After years of feuding with Israel over the Palestinian issue, the Turkish government could look to mend ties with Israel to boost its claim to gas-rich waters in the eastern Mediterranean, Turkish columnist Burak Bekdil wrote for international Jewish news site, the Algemeiner.
Until it signed a maritime borders deal with the U.N.-recognised Libyan government last November, Turkey had been left isolated against a block of regional countries including Israel, Cyprus, Greece and Egypt that signed deals demarcating areas of the eastern Mediterranean believed to hold vast hydrocarbon reserves.
Now it could seek a similar deal with Israel, according to the chief of staff of the Turkish Navy, Rear Admiral Cihat Yaycı, who masterminded the Libyan deal.

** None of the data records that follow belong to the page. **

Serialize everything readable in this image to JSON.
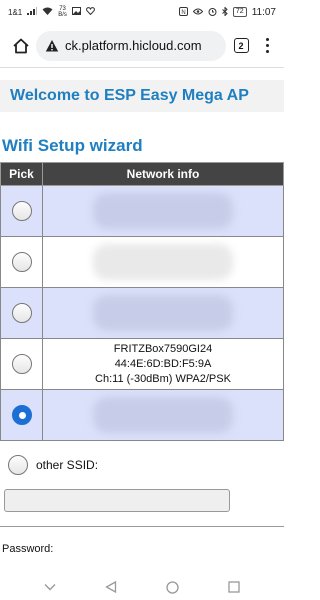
{
  "status_bar": {
    "carrier": "1&1",
    "speed_value": "73",
    "speed_unit": "B/s",
    "battery": "72",
    "time": "11:07"
  },
  "browser": {
    "url": "ck.platform.hicloud.com",
    "tab_count": "2"
  },
  "page": {
    "banner_title": "Welcome to ESP Easy Mega AP",
    "section_title": "Wifi Setup wizard",
    "table": {
      "headers": [
        "Pick",
        "Network info"
      ],
      "visible_network": {
        "ssid": "FRITZBox7590GI24",
        "bssid": "44:4E:6D:BD:F5:9A",
        "details": "Ch:11 (-30dBm) WPA2/PSK"
      }
    },
    "other_ssid_label": "other SSID:",
    "password_label": "Password:"
  }
}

Israel has signed deals with the government of Cyprus, which Turkey does not formally recognise, and other regional states, but Turkey is acting as a spoiler for plans by Greece, Cyprus and Israel to build a pipeline that could carry gas under the Mediterranean to Europe.
But a deal with Turkey would carry Israeli gas to Europe far more cheaply, and Turkish President Recep Tayyip Erdoğan has said he would be willing to work with any regional state except Cyprus.
This potentially leaves the door open for a deal with Israel, though the bad blood between the countries, which have not exchanged ambassadors since expelling each other’s envoys in 2017, would make that difficult, Bekdil said.
Erdoğan and his Islamist-rooted Justice and Development Party have been firm backers of the Palestinian movement, including supporting Hamas, the militant Islamist group governing the Gaza Strip that Israel views as a terrorist organisation.